With one Saturday night, the way we view on-track confrontations changed

If you're a racing fan, there's a bunch of them etched into your memory. Maybe you remember the first time you saw one live. Maybe it's because you've seen one over and over again on highlights throughout the years. Maybe because it involved your favorite driver.

What are "they," exactly? They're this:

And this:

And this:

Or, in printed form, it's when a driver on foot goes near another driver driving his car to express his displeasure.

Those moments of confrontation have elicited excitement, conjured up drama and added intrigue to NASCAR. And now we know how tragic they can be after Tony Stewart struck and killed Kevin Ward Saturday night in a dirt track race after Ward exited his car to confront Stewart.
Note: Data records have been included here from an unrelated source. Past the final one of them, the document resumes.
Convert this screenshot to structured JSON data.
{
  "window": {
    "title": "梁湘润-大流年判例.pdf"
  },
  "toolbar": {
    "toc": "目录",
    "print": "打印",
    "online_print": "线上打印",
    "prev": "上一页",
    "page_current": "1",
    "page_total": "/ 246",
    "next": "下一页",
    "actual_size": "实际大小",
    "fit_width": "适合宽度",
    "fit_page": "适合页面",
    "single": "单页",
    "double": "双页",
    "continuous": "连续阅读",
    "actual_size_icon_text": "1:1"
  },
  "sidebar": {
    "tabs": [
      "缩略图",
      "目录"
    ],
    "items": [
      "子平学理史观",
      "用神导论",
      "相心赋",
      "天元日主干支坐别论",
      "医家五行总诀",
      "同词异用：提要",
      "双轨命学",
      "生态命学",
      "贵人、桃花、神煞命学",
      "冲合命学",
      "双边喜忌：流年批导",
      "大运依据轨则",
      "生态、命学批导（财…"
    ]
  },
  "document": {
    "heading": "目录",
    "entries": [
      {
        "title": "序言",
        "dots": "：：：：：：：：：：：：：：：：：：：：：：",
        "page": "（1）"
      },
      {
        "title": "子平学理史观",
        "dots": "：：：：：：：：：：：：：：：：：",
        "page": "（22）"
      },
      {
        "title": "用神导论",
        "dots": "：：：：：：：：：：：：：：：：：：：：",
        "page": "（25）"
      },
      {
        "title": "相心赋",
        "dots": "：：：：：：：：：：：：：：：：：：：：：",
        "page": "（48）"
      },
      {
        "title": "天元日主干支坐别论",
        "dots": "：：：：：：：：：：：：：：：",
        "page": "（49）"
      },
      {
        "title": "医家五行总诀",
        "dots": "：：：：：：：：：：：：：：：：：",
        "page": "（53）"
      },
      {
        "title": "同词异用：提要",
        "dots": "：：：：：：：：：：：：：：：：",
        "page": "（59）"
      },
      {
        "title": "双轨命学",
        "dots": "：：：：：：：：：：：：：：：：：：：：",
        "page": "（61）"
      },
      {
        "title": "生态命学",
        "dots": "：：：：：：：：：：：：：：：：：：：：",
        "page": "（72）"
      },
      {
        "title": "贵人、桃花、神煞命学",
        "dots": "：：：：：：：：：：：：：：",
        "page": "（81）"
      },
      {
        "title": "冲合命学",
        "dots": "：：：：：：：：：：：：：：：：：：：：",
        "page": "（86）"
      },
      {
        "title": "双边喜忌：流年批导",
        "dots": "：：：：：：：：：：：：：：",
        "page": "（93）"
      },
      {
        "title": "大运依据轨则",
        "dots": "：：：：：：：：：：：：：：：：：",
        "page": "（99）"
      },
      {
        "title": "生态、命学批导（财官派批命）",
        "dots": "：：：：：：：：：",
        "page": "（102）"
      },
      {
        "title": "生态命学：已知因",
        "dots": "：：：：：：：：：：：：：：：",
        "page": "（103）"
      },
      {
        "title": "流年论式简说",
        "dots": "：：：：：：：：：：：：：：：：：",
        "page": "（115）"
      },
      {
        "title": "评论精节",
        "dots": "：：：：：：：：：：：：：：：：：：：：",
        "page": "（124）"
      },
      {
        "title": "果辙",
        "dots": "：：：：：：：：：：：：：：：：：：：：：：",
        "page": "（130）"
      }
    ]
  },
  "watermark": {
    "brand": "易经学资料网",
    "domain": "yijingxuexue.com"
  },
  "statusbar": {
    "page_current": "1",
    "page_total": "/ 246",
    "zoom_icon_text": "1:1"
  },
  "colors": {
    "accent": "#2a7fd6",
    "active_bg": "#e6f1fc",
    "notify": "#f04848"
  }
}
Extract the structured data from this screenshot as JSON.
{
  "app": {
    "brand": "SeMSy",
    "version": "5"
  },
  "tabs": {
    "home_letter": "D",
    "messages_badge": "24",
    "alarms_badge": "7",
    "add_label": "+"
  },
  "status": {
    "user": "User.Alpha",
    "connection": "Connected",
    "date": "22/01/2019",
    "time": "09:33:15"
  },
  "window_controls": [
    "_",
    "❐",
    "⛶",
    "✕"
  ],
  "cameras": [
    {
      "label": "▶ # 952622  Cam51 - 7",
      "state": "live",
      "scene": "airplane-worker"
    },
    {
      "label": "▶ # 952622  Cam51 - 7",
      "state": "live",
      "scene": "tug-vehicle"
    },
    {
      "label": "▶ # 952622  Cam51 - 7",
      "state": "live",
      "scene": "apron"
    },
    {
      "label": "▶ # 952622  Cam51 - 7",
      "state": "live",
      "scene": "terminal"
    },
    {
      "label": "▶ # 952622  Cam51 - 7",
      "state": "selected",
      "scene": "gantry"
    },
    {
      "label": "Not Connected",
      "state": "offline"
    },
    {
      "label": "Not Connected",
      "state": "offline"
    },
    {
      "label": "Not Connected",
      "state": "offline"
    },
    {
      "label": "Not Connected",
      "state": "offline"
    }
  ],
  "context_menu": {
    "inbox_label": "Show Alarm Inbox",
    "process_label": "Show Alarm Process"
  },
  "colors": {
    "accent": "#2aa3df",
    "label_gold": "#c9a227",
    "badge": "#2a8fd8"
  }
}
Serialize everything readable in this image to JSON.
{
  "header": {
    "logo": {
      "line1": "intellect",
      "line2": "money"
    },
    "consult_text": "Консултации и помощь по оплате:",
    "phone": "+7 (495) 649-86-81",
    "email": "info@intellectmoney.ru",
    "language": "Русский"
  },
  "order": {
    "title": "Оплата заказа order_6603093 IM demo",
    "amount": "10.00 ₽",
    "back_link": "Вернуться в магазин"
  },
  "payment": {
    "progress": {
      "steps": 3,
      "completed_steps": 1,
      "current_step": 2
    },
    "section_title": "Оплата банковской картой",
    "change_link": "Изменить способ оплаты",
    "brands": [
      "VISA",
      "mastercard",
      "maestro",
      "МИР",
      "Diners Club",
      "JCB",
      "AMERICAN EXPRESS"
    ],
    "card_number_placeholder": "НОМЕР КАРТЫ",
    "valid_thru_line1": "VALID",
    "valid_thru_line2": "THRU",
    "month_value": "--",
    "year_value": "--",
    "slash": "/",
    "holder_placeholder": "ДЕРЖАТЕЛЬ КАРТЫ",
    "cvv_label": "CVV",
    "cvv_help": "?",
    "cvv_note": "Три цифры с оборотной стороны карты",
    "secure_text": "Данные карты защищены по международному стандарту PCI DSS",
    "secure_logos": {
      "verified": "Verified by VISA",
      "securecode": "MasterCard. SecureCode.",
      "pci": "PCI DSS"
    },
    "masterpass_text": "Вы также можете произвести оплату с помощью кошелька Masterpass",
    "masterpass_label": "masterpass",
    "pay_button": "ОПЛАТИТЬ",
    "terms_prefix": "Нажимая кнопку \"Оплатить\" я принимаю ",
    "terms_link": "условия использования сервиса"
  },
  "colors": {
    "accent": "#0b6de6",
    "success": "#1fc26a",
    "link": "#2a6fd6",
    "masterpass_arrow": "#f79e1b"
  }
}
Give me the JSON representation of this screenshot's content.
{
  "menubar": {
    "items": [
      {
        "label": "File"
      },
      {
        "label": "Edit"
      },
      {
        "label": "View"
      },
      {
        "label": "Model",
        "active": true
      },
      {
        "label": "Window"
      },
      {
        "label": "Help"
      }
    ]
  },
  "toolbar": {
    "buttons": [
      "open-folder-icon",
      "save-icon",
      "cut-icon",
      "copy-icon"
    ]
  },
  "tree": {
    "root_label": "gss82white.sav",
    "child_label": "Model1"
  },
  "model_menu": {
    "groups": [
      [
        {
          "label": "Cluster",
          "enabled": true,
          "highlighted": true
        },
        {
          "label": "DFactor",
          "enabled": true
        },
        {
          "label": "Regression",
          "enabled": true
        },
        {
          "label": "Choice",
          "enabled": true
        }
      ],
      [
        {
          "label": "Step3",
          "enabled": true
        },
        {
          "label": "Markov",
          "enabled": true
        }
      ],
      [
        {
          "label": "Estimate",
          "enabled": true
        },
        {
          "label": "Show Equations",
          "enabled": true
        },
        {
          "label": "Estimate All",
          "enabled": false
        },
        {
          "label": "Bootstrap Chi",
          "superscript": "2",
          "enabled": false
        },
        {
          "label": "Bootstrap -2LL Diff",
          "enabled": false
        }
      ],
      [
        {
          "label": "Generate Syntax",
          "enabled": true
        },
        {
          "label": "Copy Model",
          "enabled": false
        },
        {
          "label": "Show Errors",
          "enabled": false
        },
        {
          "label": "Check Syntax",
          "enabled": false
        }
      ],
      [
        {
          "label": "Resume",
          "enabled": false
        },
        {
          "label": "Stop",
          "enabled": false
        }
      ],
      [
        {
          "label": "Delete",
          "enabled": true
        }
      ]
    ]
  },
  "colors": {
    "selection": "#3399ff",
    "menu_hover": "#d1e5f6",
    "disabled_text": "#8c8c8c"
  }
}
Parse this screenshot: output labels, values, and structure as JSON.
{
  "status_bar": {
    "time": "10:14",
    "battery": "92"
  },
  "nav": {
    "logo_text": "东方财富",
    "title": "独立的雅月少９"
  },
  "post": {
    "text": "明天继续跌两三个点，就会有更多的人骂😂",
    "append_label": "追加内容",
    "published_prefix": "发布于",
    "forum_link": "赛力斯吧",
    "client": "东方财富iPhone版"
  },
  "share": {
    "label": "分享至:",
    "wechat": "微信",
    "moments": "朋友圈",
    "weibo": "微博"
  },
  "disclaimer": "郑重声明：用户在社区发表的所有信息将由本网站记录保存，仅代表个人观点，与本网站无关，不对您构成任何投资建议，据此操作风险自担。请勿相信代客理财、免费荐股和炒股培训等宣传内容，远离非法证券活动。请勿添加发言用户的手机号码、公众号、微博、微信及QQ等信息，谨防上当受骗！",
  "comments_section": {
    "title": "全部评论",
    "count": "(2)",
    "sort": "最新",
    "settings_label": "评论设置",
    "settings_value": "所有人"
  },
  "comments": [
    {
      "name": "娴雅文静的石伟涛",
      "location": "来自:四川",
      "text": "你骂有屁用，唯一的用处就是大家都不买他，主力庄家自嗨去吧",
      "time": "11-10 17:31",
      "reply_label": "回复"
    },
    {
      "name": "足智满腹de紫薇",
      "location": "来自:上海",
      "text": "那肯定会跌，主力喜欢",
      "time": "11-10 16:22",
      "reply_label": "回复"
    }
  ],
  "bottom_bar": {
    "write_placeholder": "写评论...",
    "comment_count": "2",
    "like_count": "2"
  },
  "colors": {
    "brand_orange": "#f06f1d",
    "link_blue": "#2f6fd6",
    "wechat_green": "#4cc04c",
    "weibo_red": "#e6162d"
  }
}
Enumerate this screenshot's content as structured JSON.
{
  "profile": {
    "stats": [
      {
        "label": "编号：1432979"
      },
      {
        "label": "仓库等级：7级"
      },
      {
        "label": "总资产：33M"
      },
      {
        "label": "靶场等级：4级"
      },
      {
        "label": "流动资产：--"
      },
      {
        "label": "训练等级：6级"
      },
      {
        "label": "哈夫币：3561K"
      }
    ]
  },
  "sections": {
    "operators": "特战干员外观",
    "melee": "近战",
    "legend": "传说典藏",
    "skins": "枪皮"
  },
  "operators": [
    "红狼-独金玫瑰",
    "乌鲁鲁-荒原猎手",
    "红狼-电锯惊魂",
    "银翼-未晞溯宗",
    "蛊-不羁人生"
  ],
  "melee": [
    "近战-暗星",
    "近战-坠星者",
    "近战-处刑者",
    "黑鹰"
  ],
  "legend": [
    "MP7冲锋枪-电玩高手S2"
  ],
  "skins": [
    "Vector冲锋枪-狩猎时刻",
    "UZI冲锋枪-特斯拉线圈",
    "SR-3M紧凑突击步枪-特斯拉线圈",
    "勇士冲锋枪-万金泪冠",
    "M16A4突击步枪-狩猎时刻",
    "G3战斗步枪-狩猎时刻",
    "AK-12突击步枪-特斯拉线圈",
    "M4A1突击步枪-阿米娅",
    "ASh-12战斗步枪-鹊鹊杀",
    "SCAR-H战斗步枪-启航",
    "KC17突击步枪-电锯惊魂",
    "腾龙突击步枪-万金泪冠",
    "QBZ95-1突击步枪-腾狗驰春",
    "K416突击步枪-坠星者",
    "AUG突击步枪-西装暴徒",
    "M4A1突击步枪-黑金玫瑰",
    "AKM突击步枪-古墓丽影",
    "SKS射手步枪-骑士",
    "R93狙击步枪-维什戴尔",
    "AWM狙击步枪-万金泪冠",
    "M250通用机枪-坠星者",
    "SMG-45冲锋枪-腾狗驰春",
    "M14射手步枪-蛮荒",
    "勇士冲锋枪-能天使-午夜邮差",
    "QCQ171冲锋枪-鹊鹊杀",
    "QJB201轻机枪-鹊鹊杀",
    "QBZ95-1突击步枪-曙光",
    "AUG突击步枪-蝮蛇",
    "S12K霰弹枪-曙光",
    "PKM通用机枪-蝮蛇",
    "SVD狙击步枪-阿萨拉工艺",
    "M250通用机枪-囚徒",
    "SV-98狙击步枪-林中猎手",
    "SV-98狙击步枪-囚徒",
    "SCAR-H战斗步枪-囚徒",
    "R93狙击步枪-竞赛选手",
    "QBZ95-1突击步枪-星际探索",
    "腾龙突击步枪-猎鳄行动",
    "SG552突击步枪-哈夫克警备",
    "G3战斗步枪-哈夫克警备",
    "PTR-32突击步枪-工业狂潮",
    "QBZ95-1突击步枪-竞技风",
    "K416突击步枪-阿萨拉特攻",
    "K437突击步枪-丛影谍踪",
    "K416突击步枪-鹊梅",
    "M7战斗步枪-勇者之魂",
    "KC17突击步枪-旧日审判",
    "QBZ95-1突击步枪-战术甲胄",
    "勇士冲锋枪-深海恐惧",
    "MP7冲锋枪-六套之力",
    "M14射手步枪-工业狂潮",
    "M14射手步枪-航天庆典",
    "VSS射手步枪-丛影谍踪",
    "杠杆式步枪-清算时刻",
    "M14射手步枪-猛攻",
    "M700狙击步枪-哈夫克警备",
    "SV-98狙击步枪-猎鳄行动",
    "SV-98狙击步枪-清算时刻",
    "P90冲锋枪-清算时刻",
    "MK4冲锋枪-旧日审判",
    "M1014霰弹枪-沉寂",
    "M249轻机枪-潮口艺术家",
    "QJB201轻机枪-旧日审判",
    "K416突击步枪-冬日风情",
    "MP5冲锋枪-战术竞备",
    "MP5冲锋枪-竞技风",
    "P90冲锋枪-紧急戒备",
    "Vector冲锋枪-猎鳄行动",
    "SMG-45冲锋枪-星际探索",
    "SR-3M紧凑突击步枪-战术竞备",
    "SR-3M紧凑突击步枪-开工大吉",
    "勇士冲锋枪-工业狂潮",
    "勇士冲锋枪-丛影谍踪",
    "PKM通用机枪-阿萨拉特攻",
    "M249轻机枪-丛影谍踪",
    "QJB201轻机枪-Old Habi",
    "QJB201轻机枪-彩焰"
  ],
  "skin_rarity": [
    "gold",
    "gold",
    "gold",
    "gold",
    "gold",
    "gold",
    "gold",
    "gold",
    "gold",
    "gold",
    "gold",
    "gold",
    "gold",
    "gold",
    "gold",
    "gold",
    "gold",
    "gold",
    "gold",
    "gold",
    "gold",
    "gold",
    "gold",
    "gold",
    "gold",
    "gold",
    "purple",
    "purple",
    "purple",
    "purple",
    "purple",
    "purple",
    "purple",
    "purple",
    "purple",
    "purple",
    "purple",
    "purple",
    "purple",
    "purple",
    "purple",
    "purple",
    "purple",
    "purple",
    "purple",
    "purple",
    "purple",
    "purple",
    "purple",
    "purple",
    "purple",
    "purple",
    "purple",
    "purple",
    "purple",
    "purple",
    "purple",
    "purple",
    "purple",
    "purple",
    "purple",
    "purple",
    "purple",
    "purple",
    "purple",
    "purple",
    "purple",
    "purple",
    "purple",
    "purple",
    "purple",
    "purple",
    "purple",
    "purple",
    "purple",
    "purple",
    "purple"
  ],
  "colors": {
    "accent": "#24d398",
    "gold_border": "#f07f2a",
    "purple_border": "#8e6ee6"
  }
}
After a crash at a short track like Bristol, when there's a history of dislike between two drivers or if it's something that looked a bit out of the ordinary, the intrigue between the moment the wrecked driver exits his race car and he goes to take the mandatory trip in the ambulance has always built suspense. Would the wrecked driver gesture at the driver he felt wronged him? Throw a helmet? Could whatever happens even go so far as to spawn a new feud? Or would the suspense be for naught, and would the driver do nothing?

After all, most crashes are attributed to "one of them racin' deals." That's what made the confrontations so extraordinary.

Now we unfortunately know the answer to a question none of us wanted to ask after a driver exits his car to go after another: What's the worst-case scenario in a literal conflict of man vs. machine?

There's a reason feuds and conflicts have become one of the sport's calling cards; in some way, we're all attracted to the sport because of them. However, emotions can be dangerous, and when combined with motor vehicles, the danger is only amplified. Road rage exists on both the highway and the race track.

No matter the circumstances that surround Saturday night's incident, it's a horrible, horrible tragedy. And it now serves as a perpetual reminder of the amplification. Will it serve as a trigger for drivers to bottle up the displeasure and save it for later? With the absence of clear rational thought in situations like these, it's impossible to guess.

For all of us that watch, however, it's going to be hard to see new and old incidents without thinking about Ward and Stewart. A symbol of what can make racing great now has a high-profile and tangible outcome that's impossible to ignore.